Gegenüber der Gamescom-Version im Sommer hat Ueda die Steuerung noch einmal verbessert. Der Junge kann sich jetzt leichter Festhalten, ohne dass der Spieler andauernd den Trigger-Hebel des Gamepad halten muss. Trotzdem springt der Junge so manches Mal daneben, vor allem, wenn er von Tricos Kopf auf höhere Plateaus steigen will und sich die Chimäre plötzlich schüttelt oder wegbewegt.

Purzelt er hinunter, rappelt er sich auf und wiederholt die beschwerliche Kletterpartie durch Tricos Gefieder. Zwar hält die Kamera Szenen besser im Blick als noch in der Vorab-Demo. Trotzdem kommt es zuweilen vor, dass sich die Ansicht in einem engen Tunnel oder an einer Wand nicht drehen lässt; dann sieht der Spieler einen überwiegend schwarzen Bildschirm und kann nur raten, wohin er seinen Protagonisten steuert. Zum Glück stellen derartige Verwirrungen die Ausnahme dar.

The Last Guardian ragt aus der Masse der Videospiele heraus. Sicher ist es mit seinem ruhigen Spielverlauf und der manchmal etwas sperrigen Steuerung nicht jedermanns Sache. Doch es fasziniert zugleich mit seiner entspannenden Atmosphäre und der herausragenden Animation von Trico. Ueda hat es tatsächlich geschafft, der Chimäre so Leben einzuhauchen, dass der Spieler es als lebendiges Wesen mit eigenem Willen anerkennt, und nicht bloß als KI-gesteuerte Marionette. Ganz ohne Worte drückt das Tier vielfältige Gefühle aus, die einem näher gehen als jede überfrachtete Action-Szene in anderen Spielen.
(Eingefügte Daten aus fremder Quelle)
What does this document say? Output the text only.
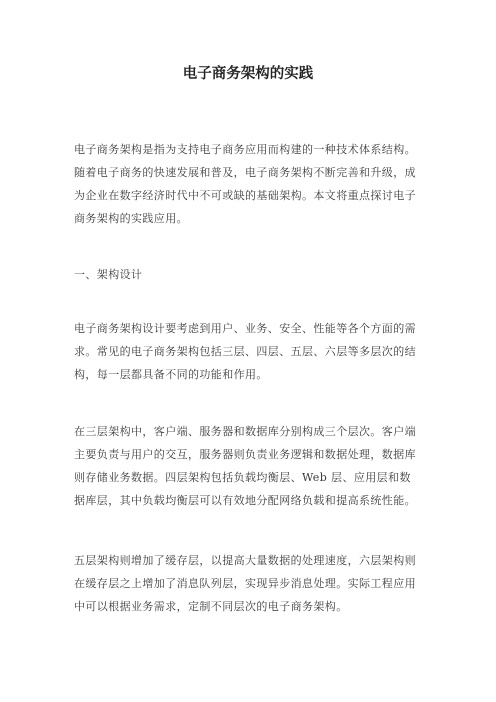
电子商务架构的实践

电子商务架构是指为支持电子商务应用而构建的一种技术体系结构。随着电子商务的快速发展和普及，电子商务架构不断完善和升级，成为企业在数字经济时代中不可或缺的基础架构。本文将重点探讨电子商务架构的实践应用。

一、架构设计

电子商务架构设计要考虑到用户、业务、安全、性能等各个方面的需求。常见的电子商务架构包括三层、四层、五层、六层等多层次的结构，每一层都具备不同的功能和作用。

在三层架构中，客户端、服务器和数据库分别构成三个层次。客户端主要负责与用户的交互，服务器则负责业务逻辑和数据处理，数据库则存储业务数据。四层架构包括负载均衡层、Web 层、应用层和数据库层，其中负载均衡层可以有效地分配网络负载和提高系统性能。

五层架构则增加了缓存层，以提高大量数据的处理速度，六层架构则在缓存层之上增加了消息队列层，实现异步消息处理。实际工程应用中可以根据业务需求，定制不同层次的电子商务架构。
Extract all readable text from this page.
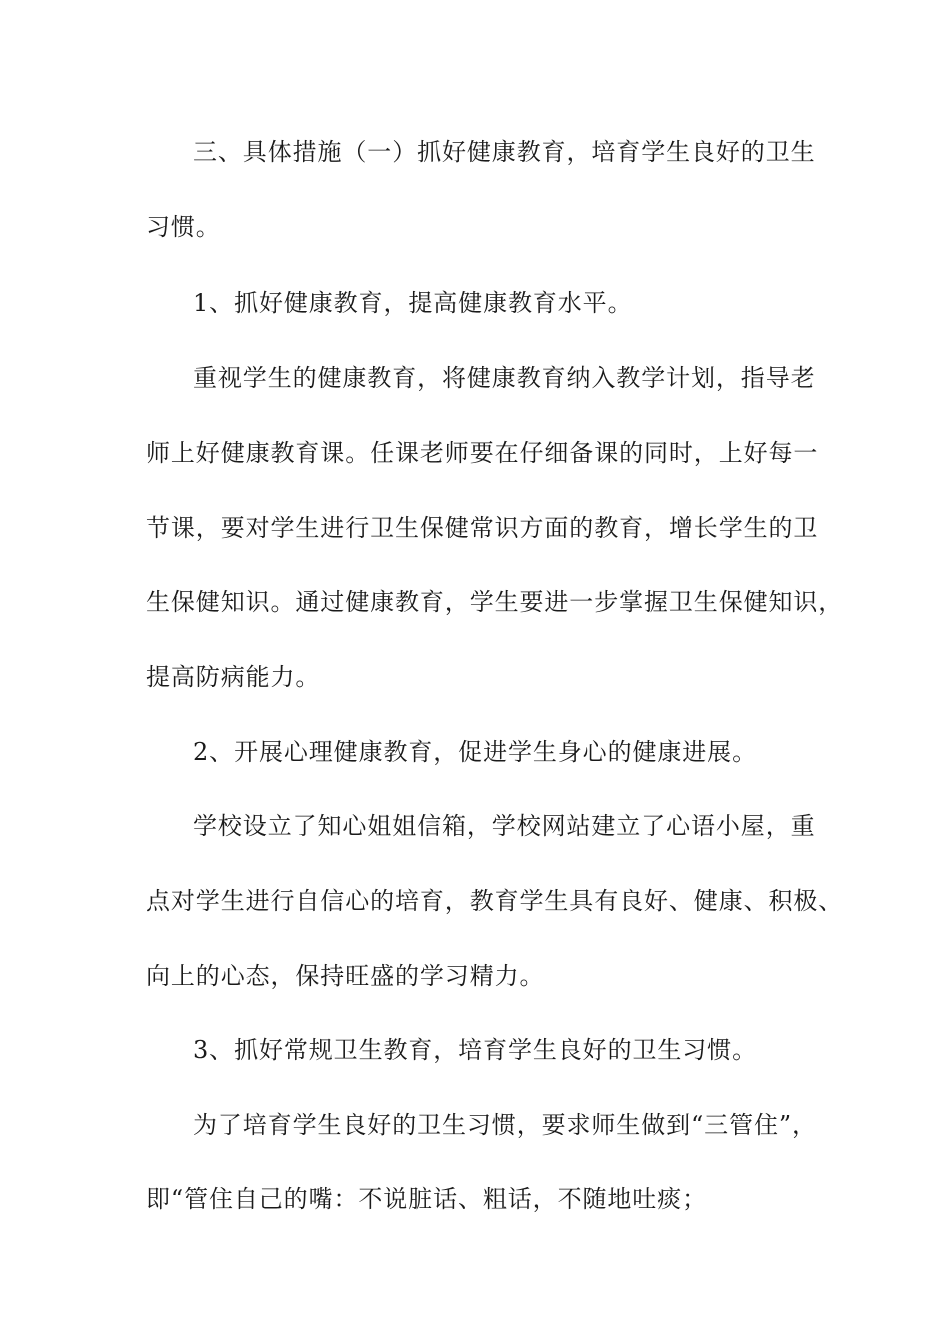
三、具体措施（一）抓好健康教育，培育学生良好的卫生
习惯。
1、抓好健康教育，提高健康教育水平。
重视学生的健康教育，将健康教育纳入教学计划，指导老
师上好健康教育课。任课老师要在仔细备课的同时，上好每一
节课，要对学生进行卫生保健常识方面的教育，增长学生的卫
生保健知识。通过健康教育，学生要进一步掌握卫生保健知识，
提高防病能力。
2、开展心理健康教育，促进学生身心的健康进展。
学校设立了知心姐姐信箱，学校网站建立了心语小屋，重
点对学生进行自信心的培育，教育学生具有良好、健康、积极、
向上的心态，保持旺盛的学习精力。
3、抓好常规卫生教育，培育学生良好的卫生习惯。
为了培育学生良好的卫生习惯，要求师生做到“三管住”，
即“管住自己的嘴：不说脏话、粗话，不随地吐痰；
Gerade diese Unwägbarkeiten, wie sich Trico bei den Aufgaben verhält, machen The Last Guardian zu einer besonderen Spielerfahrung – man muss sich nur darauf einlassen.

Das Spiel erscheint nur für die Playstation 4 und PS4 Pro, es ist im Handel und im Playstation Store für rund 60 Euro erhältlich. Ein Mehrspielermodus fehlt. Die Spieldauer beträgt nach unserer unverbindlichen Hochrechnung etwa zehn Stunden. (hag)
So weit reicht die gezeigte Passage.